Autrement dit, "le marché a déjà intégré les bons résultats et attend autre chose", note Alex Dryden, spécialiste des marchés financiers à l'Université de Londres. Mais que peut-il attendre ? Comment faire mieux qu’une hausse de 1 800 % ?

La chute de l’action Samsung est révélatrice d’un état d’esprit sur les marchés financiers, et pas seulement en Corée du Sud. "Dans cette ère où tout tourne autour de l’IA, la question pour les investisseurs n’est plus seulement de savoir si l’entreprise grandit mais si elle grandit beaucoup plus vite que ses concurrents", assure Daniele D’Alvia.

Autrement dit, "le phénoménal est le nouveau normal pour les résultats financiers de ces groupes et il faut faire mieux si on veut continuer à attirer les investisseurs", résume Alex Dryden.

En l’occurrence, les investisseurs espéraient que Samsung continuerait à les faire rêver dans ses prévisions, traditionnellement jointes aux résultats financiers. Or, si le groupe espère continuer à empocher des profits conséquents, "il a aussi mis en garde contre des risques de surproduction et une croissance du secteur peut-être moins rapide", souligne Alex Dryden.

Dépendance à Samsung

Ce n’est peut-être pas ce que les investisseurs voulaient entendre, mais de là à infliger une chute de plus de 6 % de l’action… "En temps normal, la correction n’aurait pas été aussi sévère. Mais la période est tout sauf normale et le contexte sud-coréen est aussi particulier", poursuit le spécialiste.

En fait, le principal indice boursier sud-coréen, appelé Kospi, est devenu accro à Samsung. Pour être plus précis, deux fabricants de semi-conducteurs - Samsung et SK Hynix - représentent plus de 50 % du Kospi. "En janvier 2026 c’était encore seulement 30 %", rappelle le Financial Times.

Là encore, c’est une dépendance tout à fait extraordinaire, soulignent les experts interrogés. Quand tout va bien au royaume de l’IA, Samsung et le Kospi dansent… Mais lorsqu’il commence à y avoir des fissures dans l’édifice IA, les deux déchantent. Le géant sud-coréen ne chute ainsi pas seulement parce que ses propres annonces n’ont pas suffisamment enthousiasmé les investisseurs, mais aussi "parce qu’il commence à y avoir des doutes plus globaux sur le niveau des investissements futurs des géants de l’IA, notamment aux États-Unis", explique Alexandre Baradez.

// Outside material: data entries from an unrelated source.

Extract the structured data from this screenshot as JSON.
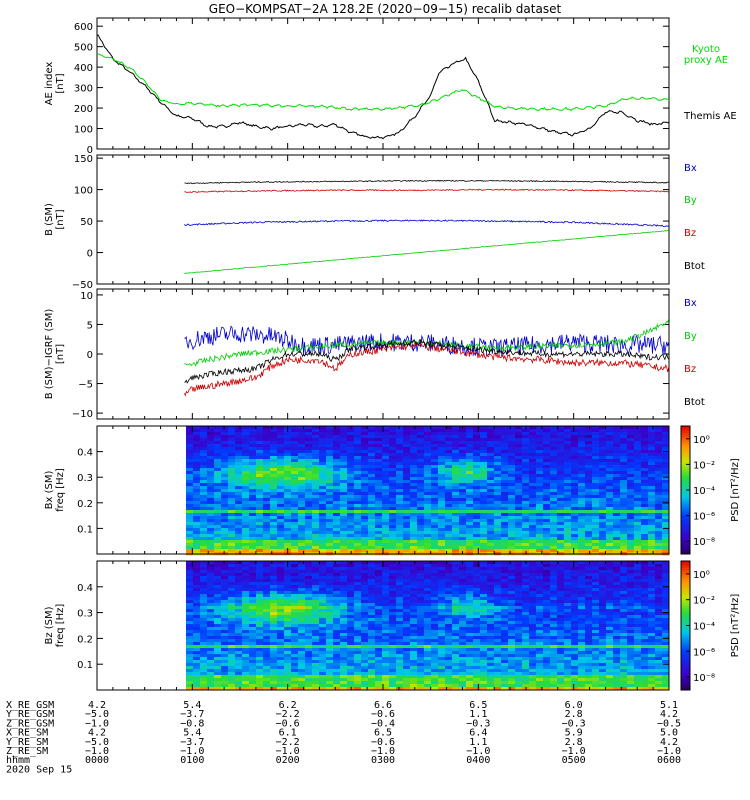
{
  "title": "GEO−KOMPSAT−2A 128.2E (2020−09−15) recalib dataset",
  "chart_data": [
    {
      "panel": "ae",
      "type": "line",
      "ylabel_lines": [
        "AE index",
        "[nT]"
      ],
      "ylim": [
        0,
        640
      ],
      "y_ticks": [
        0,
        100,
        200,
        300,
        400,
        500,
        600
      ],
      "y_tick_labels": [
        "0",
        "100",
        "200",
        "300",
        "400",
        "500",
        "600"
      ],
      "x_minutes_range": [
        0,
        360
      ],
      "series": [
        {
          "name": "Themis AE",
          "color": "#000000",
          "x": [
            0,
            10,
            20,
            30,
            40,
            50,
            60,
            70,
            80,
            90,
            100,
            110,
            120,
            130,
            140,
            150,
            160,
            170,
            180,
            190,
            200,
            210,
            215,
            225,
            232,
            240,
            245,
            250,
            260,
            270,
            280,
            290,
            300,
            310,
            320,
            330,
            340,
            350,
            360
          ],
          "values": [
            560,
            440,
            380,
            310,
            230,
            160,
            150,
            110,
            110,
            130,
            110,
            100,
            110,
            120,
            110,
            120,
            80,
            60,
            55,
            80,
            160,
            260,
            370,
            420,
            440,
            330,
            240,
            140,
            130,
            120,
            100,
            80,
            70,
            100,
            180,
            180,
            140,
            120,
            130
          ]
        },
        {
          "name_lines": [
            "Kyoto",
            "proxy AE"
          ],
          "color": "#00dd00",
          "x": [
            0,
            10,
            20,
            30,
            40,
            50,
            60,
            70,
            80,
            90,
            100,
            120,
            140,
            160,
            180,
            200,
            210,
            220,
            230,
            240,
            250,
            260,
            280,
            300,
            320,
            330,
            340,
            350,
            360
          ],
          "values": [
            460,
            440,
            400,
            330,
            240,
            220,
            225,
            215,
            210,
            215,
            215,
            210,
            210,
            195,
            195,
            210,
            230,
            260,
            290,
            250,
            210,
            200,
            195,
            195,
            210,
            240,
            250,
            245,
            240
          ]
        }
      ]
    },
    {
      "panel": "b",
      "type": "line",
      "ylabel_lines": [
        "B (SM)",
        "[nT]"
      ],
      "ylim": [
        -50,
        155
      ],
      "y_ticks": [
        -50,
        0,
        50,
        100,
        150
      ],
      "y_tick_labels": [
        "−50",
        "0",
        "50",
        "100",
        "150"
      ],
      "x_minutes_range": [
        0,
        360
      ],
      "series": [
        {
          "name": "Bx",
          "color": "#0000cc",
          "x": [
            55,
            100,
            150,
            200,
            250,
            300,
            360
          ],
          "values": [
            44,
            48,
            50,
            51,
            50,
            48,
            42
          ],
          "noise": 1.2
        },
        {
          "name": "By",
          "color": "#00cc00",
          "x": [
            55,
            360
          ],
          "values": [
            -33,
            35
          ],
          "noise": 0.5
        },
        {
          "name": "Bz",
          "color": "#cc0000",
          "x": [
            55,
            100,
            150,
            200,
            250,
            300,
            360
          ],
          "values": [
            96,
            98,
            99,
            99,
            100,
            99,
            97
          ],
          "noise": 1.0
        },
        {
          "name": "Btot",
          "color": "#000000",
          "x": [
            55,
            100,
            150,
            200,
            250,
            300,
            360
          ],
          "values": [
            110,
            112,
            113,
            114,
            114,
            113,
            111
          ],
          "noise": 0.8
        }
      ]
    },
    {
      "panel": "db",
      "type": "line",
      "ylabel_lines": [
        "B (SM)−IGRF (SM)",
        "[nT]"
      ],
      "ylim": [
        -11,
        11
      ],
      "y_ticks": [
        -10,
        -5,
        0,
        5,
        10
      ],
      "y_tick_labels": [
        "−10",
        "−5",
        "0",
        "5",
        "10"
      ],
      "x_minutes_range": [
        0,
        360
      ],
      "series": [
        {
          "name": "Bx",
          "color": "#0000cc",
          "x": [
            55,
            70,
            90,
            110,
            130,
            150,
            170,
            200,
            250,
            300,
            330,
            360
          ],
          "values": [
            2,
            3,
            3.5,
            3,
            1.5,
            1.5,
            2,
            2,
            1,
            2,
            1.5,
            1.5
          ],
          "noise": 1.6
        },
        {
          "name": "By",
          "color": "#00cc00",
          "x": [
            55,
            70,
            90,
            110,
            130,
            150,
            170,
            200,
            250,
            300,
            330,
            345,
            360
          ],
          "values": [
            -2,
            -1,
            0,
            0.5,
            1,
            1.5,
            1.8,
            2,
            1,
            1.5,
            2,
            3.5,
            5.5
          ],
          "noise": 0.5
        },
        {
          "name": "Bz",
          "color": "#cc0000",
          "x": [
            55,
            60,
            80,
            100,
            110,
            120,
            140,
            150,
            160,
            200,
            250,
            280,
            300,
            330,
            345,
            360
          ],
          "values": [
            -7,
            -6,
            -5,
            -4,
            -2,
            -1,
            -1,
            -2.5,
            0,
            1.5,
            -0.5,
            -1,
            -1.5,
            -1.5,
            -2,
            -2.5
          ],
          "noise": 0.6
        },
        {
          "name": "Btot",
          "color": "#000000",
          "x": [
            55,
            60,
            80,
            100,
            110,
            120,
            140,
            150,
            160,
            200,
            250,
            280,
            300,
            330,
            345,
            360
          ],
          "values": [
            -5,
            -4,
            -3,
            -2.5,
            -1,
            0,
            0,
            -1,
            1,
            2,
            0.5,
            0,
            0,
            0,
            -0.5,
            -0.5
          ],
          "noise": 0.5
        }
      ]
    },
    {
      "panel": "spec_bx",
      "type": "heatmap",
      "ylabel_lines": [
        "Bx (SM)",
        "freq [Hz]"
      ],
      "ylim": [
        0,
        0.5
      ],
      "y_ticks": [
        0.1,
        0.2,
        0.3,
        0.4
      ],
      "y_tick_labels": [
        "0.1",
        "0.2",
        "0.3",
        "0.4"
      ],
      "x_minutes_range": [
        56,
        360
      ],
      "colorbar": {
        "label": "PSD [nT²/Hz]",
        "log_range": [
          -9,
          1
        ],
        "tick_exponents": [
          0,
          -2,
          -4,
          -6,
          -8
        ],
        "tick_labels": [
          "10⁰",
          "10⁻²",
          "10⁻⁴",
          "10⁻⁶",
          "10⁻⁸"
        ]
      }
    },
    {
      "panel": "spec_bz",
      "type": "heatmap",
      "ylabel_lines": [
        "Bz (SM)",
        "freq [Hz]"
      ],
      "ylim": [
        0,
        0.5
      ],
      "y_ticks": [
        0.1,
        0.2,
        0.3,
        0.4
      ],
      "y_tick_labels": [
        "0.1",
        "0.2",
        "0.3",
        "0.4"
      ],
      "x_minutes_range": [
        56,
        360
      ],
      "colorbar": {
        "label": "PSD [nT²/Hz]",
        "log_range": [
          -9,
          1
        ],
        "tick_exponents": [
          0,
          -2,
          -4,
          -6,
          -8
        ],
        "tick_labels": [
          "10⁰",
          "10⁻²",
          "10⁻⁴",
          "10⁻⁶",
          "10⁻⁸"
        ]
      }
    }
  ],
  "ephemeris": {
    "rows": [
      {
        "label": "X_RE_GSM",
        "values": [
          "4.2",
          "5.4",
          "6.2",
          "6.6",
          "6.5",
          "6.0",
          "5.1"
        ]
      },
      {
        "label": "Y_RE_GSM",
        "values": [
          "−5.0",
          "−3.7",
          "−2.2",
          "−0.6",
          "1.1",
          "2.8",
          "4.2"
        ]
      },
      {
        "label": "Z_RE_GSM",
        "values": [
          "−1.0",
          "−0.8",
          "−0.6",
          "−0.4",
          "−0.3",
          "−0.3",
          "−0.5"
        ]
      },
      {
        "label": "X_RE_SM",
        "values": [
          "4.2",
          "5.4",
          "6.1",
          "6.5",
          "6.4",
          "5.9",
          "5.0"
        ]
      },
      {
        "label": "Y_RE_SM",
        "values": [
          "−5.0",
          "−3.7",
          "−2.2",
          "−0.6",
          "1.1",
          "2.8",
          "4.2"
        ]
      },
      {
        "label": "Z_RE_SM",
        "values": [
          "−1.0",
          "−1.0",
          "−1.0",
          "−1.0",
          "−1.0",
          "−1.0",
          "−1.0"
        ]
      },
      {
        "label": "hhmm",
        "values": [
          "0000",
          "0100",
          "0200",
          "0300",
          "0400",
          "0500",
          "0600"
        ]
      }
    ],
    "date": "2020 Sep 15"
  }
}
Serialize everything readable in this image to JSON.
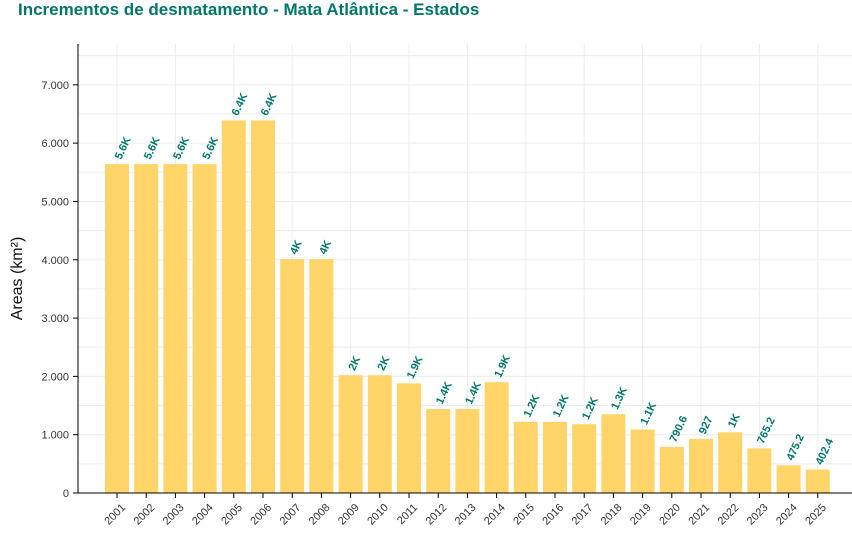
{
  "title": "Incrementos de desmatamento - Mata Atlântica - Estados",
  "colors": {
    "bar": "#ffd56a",
    "label": "#00776a",
    "title": "#00776a",
    "grid": "#ececec",
    "axis": "#000000"
  },
  "chart_data": {
    "type": "bar",
    "title": "Incrementos de desmatamento - Mata Atlântica - Estados",
    "xlabel": "",
    "ylabel": "Areas (km²)",
    "ylim": [
      0,
      7700
    ],
    "yticks": [
      0,
      1000,
      2000,
      3000,
      4000,
      5000,
      6000,
      7000
    ],
    "ytick_labels": [
      "0",
      "1.000",
      "2.000",
      "3.000",
      "4.000",
      "5.000",
      "6.000",
      "7.000"
    ],
    "grid": true,
    "categories": [
      "2001",
      "2002",
      "2003",
      "2004",
      "2005",
      "2006",
      "2007",
      "2008",
      "2009",
      "2010",
      "2011",
      "2012",
      "2013",
      "2014",
      "2015",
      "2016",
      "2017",
      "2018",
      "2019",
      "2020",
      "2021",
      "2022",
      "2023",
      "2024",
      "2025"
    ],
    "values": [
      5640,
      5640,
      5640,
      5640,
      6390,
      6390,
      4010,
      4010,
      2020,
      2020,
      1880,
      1440,
      1440,
      1900,
      1220,
      1220,
      1180,
      1350,
      1090,
      790.6,
      927,
      1040,
      765.2,
      475.2,
      402.4
    ],
    "labels": [
      "5.6K",
      "5.6K",
      "5.6K",
      "5.6K",
      "6.4K",
      "6.4K",
      "4K",
      "4K",
      "2K",
      "2K",
      "1.9K",
      "1.4K",
      "1.4K",
      "1.9K",
      "1.2K",
      "1.2K",
      "1.2K",
      "1.3K",
      "1.1K",
      "790.6",
      "927",
      "1K",
      "765.2",
      "475.2",
      "402.4"
    ]
  }
}
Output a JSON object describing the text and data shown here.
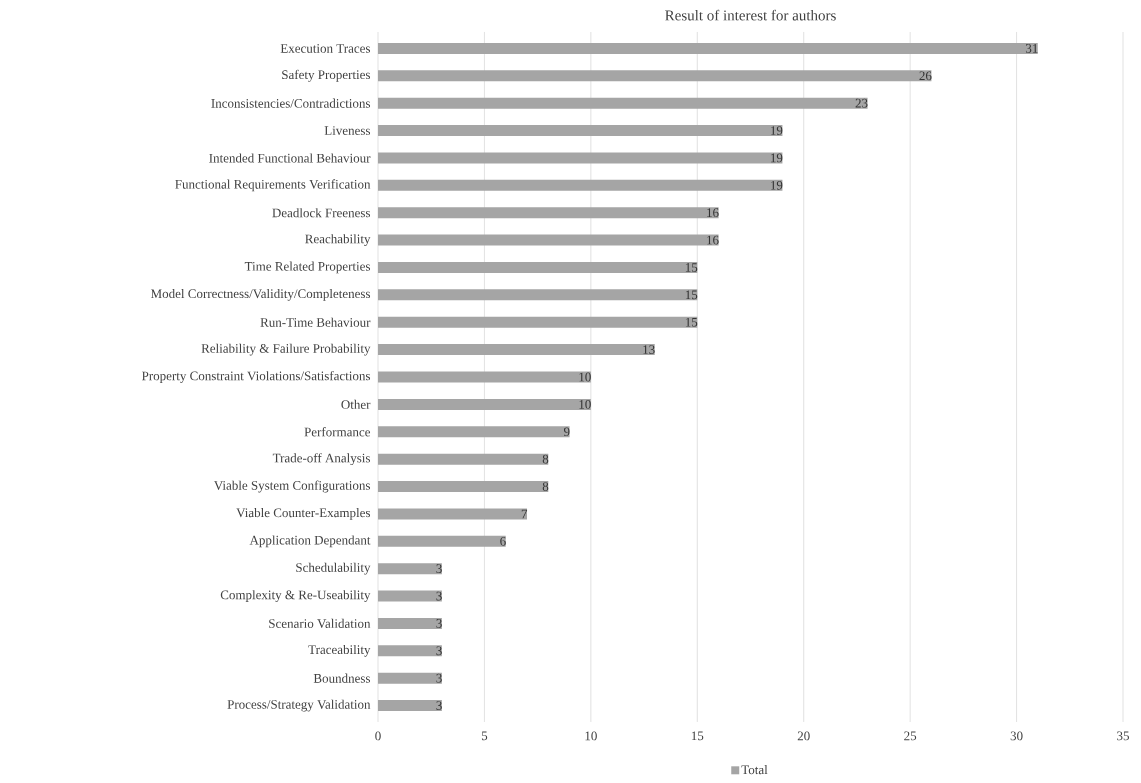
{
  "chart_data": {
    "type": "bar",
    "orientation": "horizontal",
    "title": "Result of interest for authors",
    "categories": [
      "Execution Traces",
      "Safety Properties",
      "Inconsistencies/Contradictions",
      "Liveness",
      "Intended Functional Behaviour",
      "Functional Requirements Verification",
      "Deadlock Freeness",
      "Reachability",
      "Time Related Properties",
      "Model Correctness/Validity/Completeness",
      "Run-Time Behaviour",
      "Reliability & Failure Probability",
      "Property Constraint Violations/Satisfactions",
      "Other",
      "Performance",
      "Trade-off Analysis",
      "Viable System Configurations",
      "Viable Counter-Examples",
      "Application Dependant",
      "Schedulability",
      "Complexity & Re-Useability",
      "Scenario Validation",
      "Traceability",
      "Boundness",
      "Process/Strategy Validation"
    ],
    "series": [
      {
        "name": "Total",
        "color": "#a5a5a5",
        "values": [
          31,
          26,
          23,
          19,
          19,
          19,
          16,
          16,
          15,
          15,
          15,
          13,
          10,
          10,
          9,
          8,
          8,
          7,
          6,
          3,
          3,
          3,
          3,
          3,
          3
        ]
      }
    ],
    "xlim": [
      0,
      35
    ],
    "xticks": [
      0,
      5,
      10,
      15,
      20,
      25,
      30,
      35
    ],
    "grid": "x",
    "legend": "bottom",
    "data_labels": true
  }
}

Et si les investisseurs commencent à se poser des questions sur l’IA et ses débouchés, le marché financier sud-coréen va en pâtir, tant il est dominé par ces deux géants des semi-conducteurs. La chute boursière de ces mastodontes - SK Hynix a également baissé de 6 % - reflète donc ce qui ressemble à un début de défiance envers le marché sud-coréen.

Les conséquences pourraient être financièrement douloureuses si la tendance se confirme. En grande partie à cause d’un type de produit financier très particulier : les ETF à effet de levier sur valeur unique. Derrière cette appellation complexe se cache une manifestation de la créativité du monde financier qui inquiète jusqu’aux responsables politiques sud-coréens : il s’agit de placements dans des produits dont la seule raison d’être est de multiplier par 2, 3 ou plus l’exposition à une valeur.

Autrement dit, un investisseur qui mise sur un tel ETF indexé, par exemple, sur Samsung peut gagner deux fois plus que la hausse du cours de l’action si l’effet de levier est de deux. Plus encore si l’effet de levier est plus important. Mais, lorsque le cours de l’action chute… "les pertes peuvent rapidement s’accumuler aussi", prévient Alexandre Baradez. Le problème, actuellement, est "que l’on ne sait pas exactement combien d’argent a été placé sur ces ETF à effet de levier indexés sur des valeurs de l’IA", ajoute Alex Dryden.

Pour lui, la contre-performance boursière de Samsung malgré des profits historiques "doit servir à de leçon à tous les investisseurs qu’il est urgent de ralentir les mises sur ces géants de l’IA, que ce soit en Corée du Sud ou ailleurs".